A few weeks ago, Cordia Booth, one of the DPS teachers who came up with the proposal, vowed she would "never walk away" from her dream of opening the school. But, she conceded, that day would have to be put off for another year--at least.
Meanwhile, Denver Area Youth Services, a private, nonprofit agency that provides job training and counseling for inner-city youths, has given up its attempt to create the Denver Youth Academy. The academy, which would have provided specialized attention for at-risk sixth-, seventh- and eighth-graders, actually got as far as a contract with the district and looked forward to opening last fall.
Again, the two sides couldn't agree on a school site. The opening was postponed after DPS offered to share a couple of its buildings with the school.
"They didn't want anything connected to DPS," says DPS boardmember Lynn Coleman. "They felt the image was too negative."
The district offered the old Dennison School at Jewell and Sheridan--provided the neighborhood association went for it. It took only one meeting with the neighbors last spring to nix that idea.
"Basically, the neighborhood didn't want at-risk kids around," says David Martinez, deputy director of Denver Area Youth Services. The district wasn't willing to come up with the $150,000 or so in start-up money so that the academy could lease a building.
In June, the agency "reluctantly" pulled its contract with the district. "We basically ran out of time and money," Martinez says. "Without a building and enough start-up money, we couldn't recruit staff or students.
"Anything's possible. But right now, I'd say it's dead."
Unlike Thurgood Marshall's supporters, Martinez says he really has no hard feelings toward the school board, which he understands has budgetary problems. He believes that if the legislature created the charter schools act, it should at least have come up with some start-up funding.
With Marshall and the academy out, that left P.S. 1. The school was originally proposed as opening its doors with 120 students the first year and tripling in size by the third year. The board rejected the first proposal, and its supporters faced the same bickering over money, space and resources that the other charter schools had to deal with. The contract approved last week allows for sixty students and a full-time staff of six. The district agreed to fork over 90 percent of what it receives for each student--or about $4,100 per student.
Rex Brown, the main organizer for the school proposal and a senior fellow with the Denver-based Education Commission of the States, describes P.S. 1 as an "urban school," with part of the curriculum dedicated to inner-city issues. Each student will have an individualized program, progressing at his own pace. The curriculum will be interdisciplinary and include a lot of hands-on work in urban neighborhoods while also stressing basic literacy.

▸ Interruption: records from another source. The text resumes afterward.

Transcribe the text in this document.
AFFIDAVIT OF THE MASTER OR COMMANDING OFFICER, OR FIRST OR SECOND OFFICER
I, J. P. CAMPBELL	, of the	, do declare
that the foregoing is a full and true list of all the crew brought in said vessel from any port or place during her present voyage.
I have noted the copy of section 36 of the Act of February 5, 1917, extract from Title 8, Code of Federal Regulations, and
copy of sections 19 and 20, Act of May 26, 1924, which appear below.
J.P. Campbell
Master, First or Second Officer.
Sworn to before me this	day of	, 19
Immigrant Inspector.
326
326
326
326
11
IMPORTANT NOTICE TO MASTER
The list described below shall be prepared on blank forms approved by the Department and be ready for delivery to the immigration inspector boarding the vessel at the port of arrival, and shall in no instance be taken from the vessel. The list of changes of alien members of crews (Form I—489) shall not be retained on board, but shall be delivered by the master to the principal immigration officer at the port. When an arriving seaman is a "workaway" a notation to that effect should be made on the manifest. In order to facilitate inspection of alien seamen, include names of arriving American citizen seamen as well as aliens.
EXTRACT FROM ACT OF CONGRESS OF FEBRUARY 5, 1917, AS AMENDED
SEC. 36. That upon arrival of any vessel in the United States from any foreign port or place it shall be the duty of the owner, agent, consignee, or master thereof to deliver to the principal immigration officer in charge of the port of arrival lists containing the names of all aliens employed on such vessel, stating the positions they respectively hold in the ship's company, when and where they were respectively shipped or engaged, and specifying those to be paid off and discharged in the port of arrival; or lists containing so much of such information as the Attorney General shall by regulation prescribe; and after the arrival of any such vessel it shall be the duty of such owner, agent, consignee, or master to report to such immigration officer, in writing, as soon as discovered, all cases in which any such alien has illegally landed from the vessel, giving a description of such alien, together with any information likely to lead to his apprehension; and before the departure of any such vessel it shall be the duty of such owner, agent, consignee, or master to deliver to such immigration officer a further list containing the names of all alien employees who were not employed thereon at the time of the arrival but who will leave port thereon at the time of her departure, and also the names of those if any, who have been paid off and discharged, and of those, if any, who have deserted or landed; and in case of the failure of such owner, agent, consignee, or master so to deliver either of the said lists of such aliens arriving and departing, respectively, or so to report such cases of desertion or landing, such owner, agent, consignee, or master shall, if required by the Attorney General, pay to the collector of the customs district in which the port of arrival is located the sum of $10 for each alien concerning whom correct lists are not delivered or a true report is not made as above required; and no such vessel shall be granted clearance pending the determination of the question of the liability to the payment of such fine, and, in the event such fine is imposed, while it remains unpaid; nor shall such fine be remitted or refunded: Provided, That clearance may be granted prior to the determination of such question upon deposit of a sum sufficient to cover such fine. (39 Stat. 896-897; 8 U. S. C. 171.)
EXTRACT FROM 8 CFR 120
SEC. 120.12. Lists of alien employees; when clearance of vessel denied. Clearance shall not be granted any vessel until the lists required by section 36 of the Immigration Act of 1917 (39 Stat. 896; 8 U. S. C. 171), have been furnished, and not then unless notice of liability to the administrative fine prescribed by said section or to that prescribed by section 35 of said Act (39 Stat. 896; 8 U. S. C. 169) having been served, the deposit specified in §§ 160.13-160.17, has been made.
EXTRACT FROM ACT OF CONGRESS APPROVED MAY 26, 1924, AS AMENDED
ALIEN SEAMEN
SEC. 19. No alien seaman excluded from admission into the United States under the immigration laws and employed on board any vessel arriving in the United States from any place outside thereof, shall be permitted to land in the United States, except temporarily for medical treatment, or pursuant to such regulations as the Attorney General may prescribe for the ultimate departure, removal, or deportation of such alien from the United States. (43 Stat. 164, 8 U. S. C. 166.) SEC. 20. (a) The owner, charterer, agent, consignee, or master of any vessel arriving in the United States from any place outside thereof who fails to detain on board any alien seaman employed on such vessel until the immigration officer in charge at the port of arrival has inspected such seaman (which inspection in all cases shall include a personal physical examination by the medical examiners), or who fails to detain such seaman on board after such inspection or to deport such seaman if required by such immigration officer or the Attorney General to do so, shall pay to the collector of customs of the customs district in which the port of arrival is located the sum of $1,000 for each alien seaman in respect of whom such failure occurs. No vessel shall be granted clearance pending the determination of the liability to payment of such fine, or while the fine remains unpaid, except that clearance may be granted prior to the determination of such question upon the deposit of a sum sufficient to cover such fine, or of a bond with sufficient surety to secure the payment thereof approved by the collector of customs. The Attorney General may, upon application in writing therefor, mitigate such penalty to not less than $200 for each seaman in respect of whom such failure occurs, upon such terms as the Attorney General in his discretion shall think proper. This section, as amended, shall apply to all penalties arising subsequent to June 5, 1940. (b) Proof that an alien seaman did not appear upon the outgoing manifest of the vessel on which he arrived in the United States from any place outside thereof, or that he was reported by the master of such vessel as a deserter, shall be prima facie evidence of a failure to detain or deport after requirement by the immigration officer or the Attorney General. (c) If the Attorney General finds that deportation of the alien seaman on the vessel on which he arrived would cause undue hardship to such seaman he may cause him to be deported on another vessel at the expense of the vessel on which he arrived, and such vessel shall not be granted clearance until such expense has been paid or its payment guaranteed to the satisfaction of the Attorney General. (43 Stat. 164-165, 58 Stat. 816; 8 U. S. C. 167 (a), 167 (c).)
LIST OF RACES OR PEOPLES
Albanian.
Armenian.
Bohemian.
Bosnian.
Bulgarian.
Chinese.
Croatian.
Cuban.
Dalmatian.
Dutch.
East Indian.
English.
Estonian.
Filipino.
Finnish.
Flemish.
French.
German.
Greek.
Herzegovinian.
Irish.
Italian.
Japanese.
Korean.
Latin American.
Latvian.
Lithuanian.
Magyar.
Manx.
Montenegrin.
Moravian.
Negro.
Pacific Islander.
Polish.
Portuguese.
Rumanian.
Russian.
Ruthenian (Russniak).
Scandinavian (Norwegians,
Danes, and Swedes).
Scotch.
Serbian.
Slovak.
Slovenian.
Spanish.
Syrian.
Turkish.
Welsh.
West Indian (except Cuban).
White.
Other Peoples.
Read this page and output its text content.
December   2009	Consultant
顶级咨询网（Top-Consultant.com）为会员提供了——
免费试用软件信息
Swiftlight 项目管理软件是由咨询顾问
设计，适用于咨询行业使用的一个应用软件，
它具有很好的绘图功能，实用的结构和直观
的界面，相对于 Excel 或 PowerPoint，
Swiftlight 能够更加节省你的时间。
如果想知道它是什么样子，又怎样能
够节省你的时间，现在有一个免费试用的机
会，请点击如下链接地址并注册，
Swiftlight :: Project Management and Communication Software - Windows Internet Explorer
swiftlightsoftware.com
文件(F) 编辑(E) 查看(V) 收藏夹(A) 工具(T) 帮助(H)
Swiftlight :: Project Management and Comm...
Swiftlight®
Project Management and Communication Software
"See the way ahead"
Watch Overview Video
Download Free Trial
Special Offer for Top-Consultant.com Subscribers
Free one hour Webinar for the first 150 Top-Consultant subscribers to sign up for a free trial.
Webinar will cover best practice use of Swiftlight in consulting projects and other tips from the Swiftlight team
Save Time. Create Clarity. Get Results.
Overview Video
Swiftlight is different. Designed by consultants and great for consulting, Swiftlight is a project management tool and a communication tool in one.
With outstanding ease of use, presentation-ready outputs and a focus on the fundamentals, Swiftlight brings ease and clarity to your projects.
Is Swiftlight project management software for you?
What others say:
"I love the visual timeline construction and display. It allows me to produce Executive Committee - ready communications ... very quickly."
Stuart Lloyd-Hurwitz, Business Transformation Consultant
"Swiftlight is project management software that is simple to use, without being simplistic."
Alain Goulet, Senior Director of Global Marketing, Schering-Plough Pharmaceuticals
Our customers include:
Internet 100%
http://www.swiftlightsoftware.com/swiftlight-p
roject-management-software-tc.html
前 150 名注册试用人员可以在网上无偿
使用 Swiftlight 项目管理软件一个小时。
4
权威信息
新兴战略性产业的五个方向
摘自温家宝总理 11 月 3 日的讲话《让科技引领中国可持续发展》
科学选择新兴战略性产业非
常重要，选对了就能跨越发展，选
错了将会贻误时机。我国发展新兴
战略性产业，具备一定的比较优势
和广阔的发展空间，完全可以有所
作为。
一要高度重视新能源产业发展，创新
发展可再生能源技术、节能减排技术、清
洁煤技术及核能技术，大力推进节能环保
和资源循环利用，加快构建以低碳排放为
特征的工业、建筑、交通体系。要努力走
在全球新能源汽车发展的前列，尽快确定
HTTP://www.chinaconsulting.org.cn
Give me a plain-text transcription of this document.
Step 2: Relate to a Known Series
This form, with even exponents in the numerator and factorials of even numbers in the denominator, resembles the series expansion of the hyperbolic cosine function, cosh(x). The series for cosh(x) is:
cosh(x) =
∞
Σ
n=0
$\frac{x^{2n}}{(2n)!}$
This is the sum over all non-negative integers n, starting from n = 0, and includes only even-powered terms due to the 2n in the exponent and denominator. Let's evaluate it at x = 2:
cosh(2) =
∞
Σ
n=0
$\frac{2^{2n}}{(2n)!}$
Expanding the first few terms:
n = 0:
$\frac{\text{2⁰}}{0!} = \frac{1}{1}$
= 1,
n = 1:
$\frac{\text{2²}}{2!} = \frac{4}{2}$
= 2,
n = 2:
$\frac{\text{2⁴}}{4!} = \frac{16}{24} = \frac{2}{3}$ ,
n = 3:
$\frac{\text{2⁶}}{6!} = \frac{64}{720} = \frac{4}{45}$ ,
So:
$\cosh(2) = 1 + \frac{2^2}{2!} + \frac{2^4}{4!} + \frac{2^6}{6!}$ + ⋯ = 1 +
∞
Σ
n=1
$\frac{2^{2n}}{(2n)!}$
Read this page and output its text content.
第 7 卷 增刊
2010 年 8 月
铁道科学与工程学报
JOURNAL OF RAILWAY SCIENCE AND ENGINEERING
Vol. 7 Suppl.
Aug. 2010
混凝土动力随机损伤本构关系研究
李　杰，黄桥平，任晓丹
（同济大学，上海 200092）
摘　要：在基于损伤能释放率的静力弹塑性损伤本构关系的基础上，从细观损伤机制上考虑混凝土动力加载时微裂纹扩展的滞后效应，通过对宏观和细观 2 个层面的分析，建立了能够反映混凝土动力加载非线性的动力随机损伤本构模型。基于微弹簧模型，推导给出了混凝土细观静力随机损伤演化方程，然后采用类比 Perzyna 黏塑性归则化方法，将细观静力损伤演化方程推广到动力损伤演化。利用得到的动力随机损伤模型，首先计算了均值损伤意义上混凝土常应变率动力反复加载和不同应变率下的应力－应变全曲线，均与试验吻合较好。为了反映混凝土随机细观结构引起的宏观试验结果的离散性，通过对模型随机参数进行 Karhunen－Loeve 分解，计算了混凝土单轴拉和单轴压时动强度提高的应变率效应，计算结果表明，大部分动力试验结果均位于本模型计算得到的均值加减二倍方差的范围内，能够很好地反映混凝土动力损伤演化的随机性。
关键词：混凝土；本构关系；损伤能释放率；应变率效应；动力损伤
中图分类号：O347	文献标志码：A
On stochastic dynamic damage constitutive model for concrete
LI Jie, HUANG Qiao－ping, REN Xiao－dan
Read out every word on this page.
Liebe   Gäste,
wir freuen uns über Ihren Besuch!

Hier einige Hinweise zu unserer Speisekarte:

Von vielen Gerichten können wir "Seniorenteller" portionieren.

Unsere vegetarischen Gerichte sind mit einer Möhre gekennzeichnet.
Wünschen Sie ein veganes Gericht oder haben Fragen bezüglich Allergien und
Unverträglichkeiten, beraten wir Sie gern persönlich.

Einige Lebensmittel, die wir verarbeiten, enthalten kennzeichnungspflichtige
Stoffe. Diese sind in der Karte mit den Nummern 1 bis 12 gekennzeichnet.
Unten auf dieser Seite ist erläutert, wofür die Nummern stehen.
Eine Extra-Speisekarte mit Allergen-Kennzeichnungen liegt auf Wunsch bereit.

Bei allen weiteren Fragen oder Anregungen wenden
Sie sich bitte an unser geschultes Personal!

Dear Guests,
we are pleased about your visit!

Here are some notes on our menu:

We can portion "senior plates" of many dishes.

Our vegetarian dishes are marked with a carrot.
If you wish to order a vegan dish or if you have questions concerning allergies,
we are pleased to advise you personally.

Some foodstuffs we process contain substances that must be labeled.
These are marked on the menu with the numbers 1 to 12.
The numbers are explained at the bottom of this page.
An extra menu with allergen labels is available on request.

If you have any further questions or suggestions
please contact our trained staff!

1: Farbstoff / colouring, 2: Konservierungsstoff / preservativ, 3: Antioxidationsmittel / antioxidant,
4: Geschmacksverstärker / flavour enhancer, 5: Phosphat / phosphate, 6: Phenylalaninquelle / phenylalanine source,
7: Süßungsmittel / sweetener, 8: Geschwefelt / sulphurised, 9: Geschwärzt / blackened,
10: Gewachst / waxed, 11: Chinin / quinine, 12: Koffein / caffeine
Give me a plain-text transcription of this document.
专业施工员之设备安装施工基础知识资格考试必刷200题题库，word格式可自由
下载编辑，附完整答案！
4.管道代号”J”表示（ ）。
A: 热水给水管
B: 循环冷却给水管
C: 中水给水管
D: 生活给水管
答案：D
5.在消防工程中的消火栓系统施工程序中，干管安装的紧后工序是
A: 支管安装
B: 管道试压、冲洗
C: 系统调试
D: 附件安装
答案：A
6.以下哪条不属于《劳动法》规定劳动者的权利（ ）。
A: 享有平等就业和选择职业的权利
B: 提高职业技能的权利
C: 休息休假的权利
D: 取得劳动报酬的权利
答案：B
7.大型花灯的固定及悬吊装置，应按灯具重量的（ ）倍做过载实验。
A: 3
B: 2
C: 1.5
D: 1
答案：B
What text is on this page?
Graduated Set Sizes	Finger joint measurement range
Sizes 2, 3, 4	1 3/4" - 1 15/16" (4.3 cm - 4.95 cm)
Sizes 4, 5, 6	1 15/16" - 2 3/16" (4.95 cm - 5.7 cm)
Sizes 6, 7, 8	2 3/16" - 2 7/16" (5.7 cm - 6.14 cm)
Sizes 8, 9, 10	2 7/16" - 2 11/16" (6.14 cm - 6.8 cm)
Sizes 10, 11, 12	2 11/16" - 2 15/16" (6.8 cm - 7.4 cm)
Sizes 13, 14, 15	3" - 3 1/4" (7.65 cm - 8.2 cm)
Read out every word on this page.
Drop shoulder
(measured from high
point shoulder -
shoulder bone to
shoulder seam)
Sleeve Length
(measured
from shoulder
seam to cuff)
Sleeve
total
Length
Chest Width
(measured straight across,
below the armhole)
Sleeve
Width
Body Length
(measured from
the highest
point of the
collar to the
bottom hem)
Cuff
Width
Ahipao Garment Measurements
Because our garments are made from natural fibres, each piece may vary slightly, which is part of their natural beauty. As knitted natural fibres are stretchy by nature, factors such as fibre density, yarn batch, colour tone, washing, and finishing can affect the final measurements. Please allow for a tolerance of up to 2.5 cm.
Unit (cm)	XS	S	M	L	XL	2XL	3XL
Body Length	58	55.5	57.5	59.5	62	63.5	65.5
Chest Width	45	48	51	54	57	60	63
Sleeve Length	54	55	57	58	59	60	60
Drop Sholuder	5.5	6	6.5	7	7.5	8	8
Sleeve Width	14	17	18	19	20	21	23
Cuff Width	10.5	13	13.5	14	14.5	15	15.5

The school, whose students are already signed up and come from a variety of racial and economic backgrounds, will be in the old VFW building at Ninth and Speer. But its classrooms will be all over, Brown says.
"The art museum will be our art classroom," he says. "The history museum will be our history classroom. And the public library will be our library. Our students will learn how to use the resources available to them in an urban setting."
Brown describes the approval process as "brutal." However, on this side of the fight, he says he sees the need for charter school proposals to be put to the test.
"I see it as part starting a business," he says, "and part jumping out of an airplane without a parachute. When you jump, you say, `Okay, I don't have a parachute, but I have time to invent one.' There are definitely risks involved.